Negotiators from the European Parliament and EU states have agreed on a law to protect the Amazon and other forests. In the future, the import of numerous products into the EU will be banned if forests have been cut down, as the two institutions announced on Tuesday night.
“The EU is a big consumer and trader of commodities that contribute significantly to deforestation – such as beef, cocoa, soy and timber,” said Czech Environment Minister Marian Jurecka. His country will hold the regularly rotating presidency among the EU countries until the end of the year.
The new rules also apply to goods containing, fed with or made from the listed raw materials. Leather, chocolate and furniture are mentioned as examples. In the negotiations, the MEPs enforced that the rules also include rubber, charcoal and printed paper products, as the EU Parliament announced.

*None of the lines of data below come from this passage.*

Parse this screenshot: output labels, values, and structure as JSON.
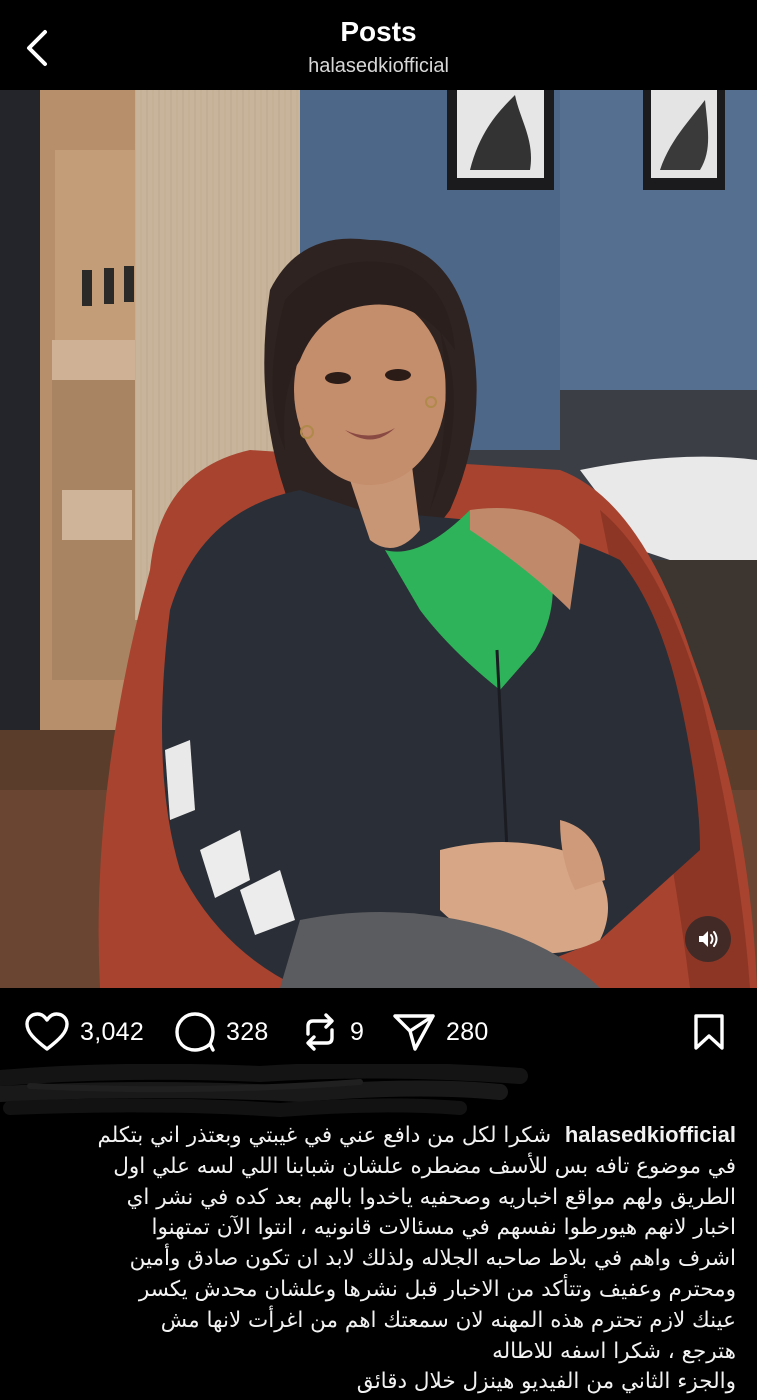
{
  "header": {
    "title": "Posts",
    "username": "halasedkiofficial"
  },
  "icons": {
    "back": "chevron-left-icon",
    "like": "heart-icon",
    "comment": "comment-bubble-icon",
    "repost": "repost-icon",
    "share": "paper-plane-icon",
    "save": "bookmark-icon",
    "sound": "speaker-icon"
  },
  "actions": {
    "likes": "3,042",
    "comments": "328",
    "reposts": "9",
    "shares": "280"
  },
  "caption": {
    "username": "halasedkiofficial",
    "lines": [
      "شكرا لكل من دافع عني في غيبتي وبعتذر اني بتكلم",
      "في موضوع تافه بس للأسف مضطره علشان شبابنا اللي لسه علي اول",
      "الطريق ولهم مواقع اخباريه وصحفيه ياخدوا بالهم بعد كده في نشر اي",
      "اخبار لانهم هيورطوا نفسهم في مسئالات قانونيه ، انتوا الآن تمتهنوا",
      "اشرف واهم في بلاط صاحبه الجلاله ولذلك لابد ان تكون صادق وأمين",
      "ومحترم وعفيف وتتأكد من الاخبار قبل نشرها وعلشان محدش يكسر",
      "عينك لازم تحترم هذه المهنه لان سمعتك اهم من اغرأت لانها مش",
      "هترجع ، شكرا اسفه للاطاله",
      "والجزء الثاني من الفيديو هينزل خلال دقائق"
    ]
  },
  "colors": {
    "background": "#000000",
    "text": "#ffffff",
    "top_green": "#2fb35a",
    "chair": "#a8432f",
    "jacket": "#2a2e36"
  }
}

In two years it will be checked whether other goods need to be included.
European Parliament: “Between 1990 and 2020, an area larger than the EU was lost to deforestation, with EU consumption accounting for around ten percent of the losses.”
companies have an obligation
SPD MP Delara Burkhardt criticized that it was completely legal to cut down the Amazon rainforest, sell the wood in the EU and keep cattle on the freed-up land and offer the steaks in European supermarkets. “That will soon be over.”
The compromise still requires the approval of Parliament and the EU states. The new law will come into force 20 days after its publication in the EU Official Journal, with a transitional period of 18 months for certain parts. Specifically, companies must submit a due diligence declaration that goods sold on the EU market have not led to deforestation and forest degradation anywhere. The deadline for deforestation is December 31, 2020. Those who do not follow the rules risk fines.
Parliament’s Christian Democrat negotiator, Christophe Hansen, spoke of a strong and ambitious result. Green MP Anna Cavazzini also welcomed the agreement. However, she criticized the fact that the law does not protect more forested areas than currently planned.
Is the law comprehensive enough?
In October, around 140 non-governmental organizations campaigned for stricter EU laws to protect the rainforest. The interest groups – including the WWF, the German Environmental Aid and Greenpeace feared that the negotiated bill could be too weak.
“Currently, a forest area the size of a soccer field disappears every 90 seconds for EU imports alone. This makes the EU the second largest importer of tropical deforestation after the USA,” emphasized Susanne Winter, Forest Program Manager at WWF Germany. In addition to environmental protection, the associations are also concerned with the rights of indigenous peoples.
A group of indigenous people from South America complained before the start of negotiations on the law between EU states and the European Parliament that the rules did not go far enough. For example, the Amazon would be protected, but other ecosystems would not, as they do not fall under the law’s definition of forest. They fear that environmental destruction and violence against indigenous people will spread to other areas. In addition to the rainforest, other forests are also to be protected by the law.